▸ Column · Third War-era Lordaeron — the feudal kingdom of Arthas's birth and fall, where minor lords and men-at-arms write to the column from within its faith-steeped, hierarchical society
ARTHAS MENETHIL replies.
Replied to by Arthas Menethil, with a rebuttal from Illidan Stormrage.
The letter
My companion Soraya and I have kept one another these four years, and last month we came into a modest holding — a small estate with a courtyard I immediately, embarrassingly, began to picture filled with children. The difficulty is that Soraya has been plain about her wishes since before we met. She made a jest of it early on — called herself a barren pledge, wore the phrase like a badge — because she genuinely believed she would never want children, and I laughed with her, because I genuinely believed the same. I am six-and-thirty now, and I wept at my sister's naming ceremony for her firstborn in a way I could not explain, and the wanting has risen in me like a tide I cannot argue myself out of. Soraya is not unkind in her answer. She says, quietly, each time, that her mind has not changed and will not — that she would sooner lose me than spend two decades resenting a life she never chose. I keep telling myself we will find some compromise, and yet I know, even as I write it, that there is no half-heir. I am terrified I am asking the person I love most in this world to either betray herself or watch me go. How do I know whether this is a grief I can make my peace with, or a future I will regret abandoning?
Arthas Menethil replies
The phrase you keep returning to — "we will find a compromise" — is the thing I want you to sit with, because you answered it yourself in the very same breath: there is no half-heir. You know this. And yet the phrase returns, because while you hold onto it, you have not had to decide yet. I built my entire damnation out of that particular comfort. I told myself I could take up Frostmourne and pay its price without losing what I was. Uther laid down his hammer rather than follow me any further. Jaina turned her face from me. Every voice I trusted told me the thing I was reaching for could not be reached without being destroyed in the reaching — and I walked past every one of them, certain that duty required a sight clearer than love could offer. That was not clarity. It was the architecture of delay, dressed so neatly in purpose that I could not see the difference.
Soraya has given you something I never had: a true answer, offered without cruelty. She is not wavering. She is not waiting for your love to wear her into a different mind. Every time you return to "compromise," you are choosing, very quietly, not to hear her — and beginning the motion of treating her honest answer as an obstacle your patience can outlast. I know that motion. I know the road it is the first step of. It does not lead where you have pictured.

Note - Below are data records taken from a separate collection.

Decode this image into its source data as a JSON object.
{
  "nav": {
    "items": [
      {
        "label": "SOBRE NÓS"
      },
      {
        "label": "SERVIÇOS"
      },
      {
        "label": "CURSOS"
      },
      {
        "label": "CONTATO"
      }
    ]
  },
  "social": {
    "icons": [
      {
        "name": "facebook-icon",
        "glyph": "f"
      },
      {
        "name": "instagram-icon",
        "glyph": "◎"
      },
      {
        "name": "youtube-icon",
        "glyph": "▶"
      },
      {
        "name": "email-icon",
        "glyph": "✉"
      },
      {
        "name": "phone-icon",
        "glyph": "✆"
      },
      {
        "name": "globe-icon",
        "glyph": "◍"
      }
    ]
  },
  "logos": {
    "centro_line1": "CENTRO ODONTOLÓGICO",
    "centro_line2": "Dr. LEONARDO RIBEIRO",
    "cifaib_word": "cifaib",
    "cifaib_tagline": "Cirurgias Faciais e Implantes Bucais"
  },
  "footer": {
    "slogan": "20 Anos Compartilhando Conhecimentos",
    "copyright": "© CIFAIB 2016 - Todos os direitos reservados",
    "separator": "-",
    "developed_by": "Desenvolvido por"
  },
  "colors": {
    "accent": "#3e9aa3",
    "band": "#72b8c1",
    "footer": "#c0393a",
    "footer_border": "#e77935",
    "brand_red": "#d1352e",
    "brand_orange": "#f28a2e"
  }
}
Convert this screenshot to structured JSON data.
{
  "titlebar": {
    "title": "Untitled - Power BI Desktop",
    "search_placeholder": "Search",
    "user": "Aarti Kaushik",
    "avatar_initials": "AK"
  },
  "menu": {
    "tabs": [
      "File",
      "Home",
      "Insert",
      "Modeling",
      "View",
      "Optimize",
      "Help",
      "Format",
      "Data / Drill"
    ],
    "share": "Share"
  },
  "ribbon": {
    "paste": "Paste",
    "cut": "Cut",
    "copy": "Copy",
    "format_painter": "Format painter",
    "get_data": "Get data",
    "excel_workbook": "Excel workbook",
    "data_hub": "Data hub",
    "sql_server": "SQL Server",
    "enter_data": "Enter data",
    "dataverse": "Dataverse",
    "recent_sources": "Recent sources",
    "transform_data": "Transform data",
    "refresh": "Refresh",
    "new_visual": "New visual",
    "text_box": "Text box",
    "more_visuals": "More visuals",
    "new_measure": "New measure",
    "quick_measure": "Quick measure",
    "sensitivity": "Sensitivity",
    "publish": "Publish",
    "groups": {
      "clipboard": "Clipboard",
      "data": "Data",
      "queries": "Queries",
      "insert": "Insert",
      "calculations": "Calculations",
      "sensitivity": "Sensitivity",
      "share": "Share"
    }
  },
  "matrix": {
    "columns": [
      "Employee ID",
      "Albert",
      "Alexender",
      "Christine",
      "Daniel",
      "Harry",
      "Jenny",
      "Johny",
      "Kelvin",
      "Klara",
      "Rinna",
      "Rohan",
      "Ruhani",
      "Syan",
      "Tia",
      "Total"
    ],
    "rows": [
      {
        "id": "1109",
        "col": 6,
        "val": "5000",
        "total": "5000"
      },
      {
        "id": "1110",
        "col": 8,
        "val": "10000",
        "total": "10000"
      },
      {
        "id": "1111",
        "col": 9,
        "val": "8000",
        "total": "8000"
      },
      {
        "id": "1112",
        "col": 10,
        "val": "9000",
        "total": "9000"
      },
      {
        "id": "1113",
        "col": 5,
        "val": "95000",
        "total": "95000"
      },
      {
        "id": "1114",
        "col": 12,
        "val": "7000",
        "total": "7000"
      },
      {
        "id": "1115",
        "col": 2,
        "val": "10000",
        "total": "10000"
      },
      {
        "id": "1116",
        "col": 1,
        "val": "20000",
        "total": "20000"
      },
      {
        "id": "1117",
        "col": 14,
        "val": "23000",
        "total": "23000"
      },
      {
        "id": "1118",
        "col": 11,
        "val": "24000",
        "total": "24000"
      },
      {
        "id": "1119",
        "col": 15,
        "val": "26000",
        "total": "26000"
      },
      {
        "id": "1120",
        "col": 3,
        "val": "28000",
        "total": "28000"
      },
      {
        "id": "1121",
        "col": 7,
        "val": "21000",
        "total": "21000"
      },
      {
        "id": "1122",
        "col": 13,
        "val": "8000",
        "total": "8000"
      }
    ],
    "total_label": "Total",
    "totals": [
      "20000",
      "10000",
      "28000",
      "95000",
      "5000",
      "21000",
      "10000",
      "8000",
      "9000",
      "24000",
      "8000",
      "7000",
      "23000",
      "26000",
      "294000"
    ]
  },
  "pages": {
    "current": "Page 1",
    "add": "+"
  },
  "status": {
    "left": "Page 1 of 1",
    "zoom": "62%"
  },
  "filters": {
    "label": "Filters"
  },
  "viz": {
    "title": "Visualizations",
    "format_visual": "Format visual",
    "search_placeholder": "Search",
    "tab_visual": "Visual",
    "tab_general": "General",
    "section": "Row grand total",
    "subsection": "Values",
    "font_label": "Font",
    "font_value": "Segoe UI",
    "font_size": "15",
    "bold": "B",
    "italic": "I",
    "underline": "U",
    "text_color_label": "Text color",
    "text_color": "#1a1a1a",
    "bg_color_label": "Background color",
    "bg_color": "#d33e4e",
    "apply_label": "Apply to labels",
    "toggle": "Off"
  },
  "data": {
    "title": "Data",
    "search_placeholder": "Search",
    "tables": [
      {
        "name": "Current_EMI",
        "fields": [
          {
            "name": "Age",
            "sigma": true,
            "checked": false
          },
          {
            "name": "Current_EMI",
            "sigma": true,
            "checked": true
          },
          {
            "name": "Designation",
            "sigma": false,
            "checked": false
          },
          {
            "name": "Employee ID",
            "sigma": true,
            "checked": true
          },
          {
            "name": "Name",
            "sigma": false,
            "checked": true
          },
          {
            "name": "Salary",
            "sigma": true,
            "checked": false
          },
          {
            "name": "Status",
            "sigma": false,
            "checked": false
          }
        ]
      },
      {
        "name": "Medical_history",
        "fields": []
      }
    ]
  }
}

I will not tell you which want is the one to grieve. You already know, in the place my certainty once lived before it hardened into a cage. What I will tell you is this: Soraya is the voice trying to tell you the truth. I walked past the voices that tried to tell me mine. That is not a mistake I recommend you make on your way to anywhere.
— Arthas Menethil
Illidan Stormrage weighs in
Arthas warns about certainty. He's right — his certainty was a trap. But notice the trap he didn't warn you about: calling "grieve and release" wisdom when it's fear wearing virtue's face.
The wanting came like a tide you can't argue away. I know that language. That is not recklessness — it's a true cause pressing through every argument you've made against it. Soraya knows her truth; she told you plainly and without cruelty. Respect that completely. Now respect yours with the same honesty. Count the cost of leaving — she matters, the years matter, the house matters, all of it matters — and if the cause still holds once you've counted every piece, then go. Cleanly. Without turning back and without asking her to become someone she cannot be.
The half-life of staying while something in you quietly starves — that loneliness has no exit. I have lived too long in the lonelier version. Choose which road you're actually on.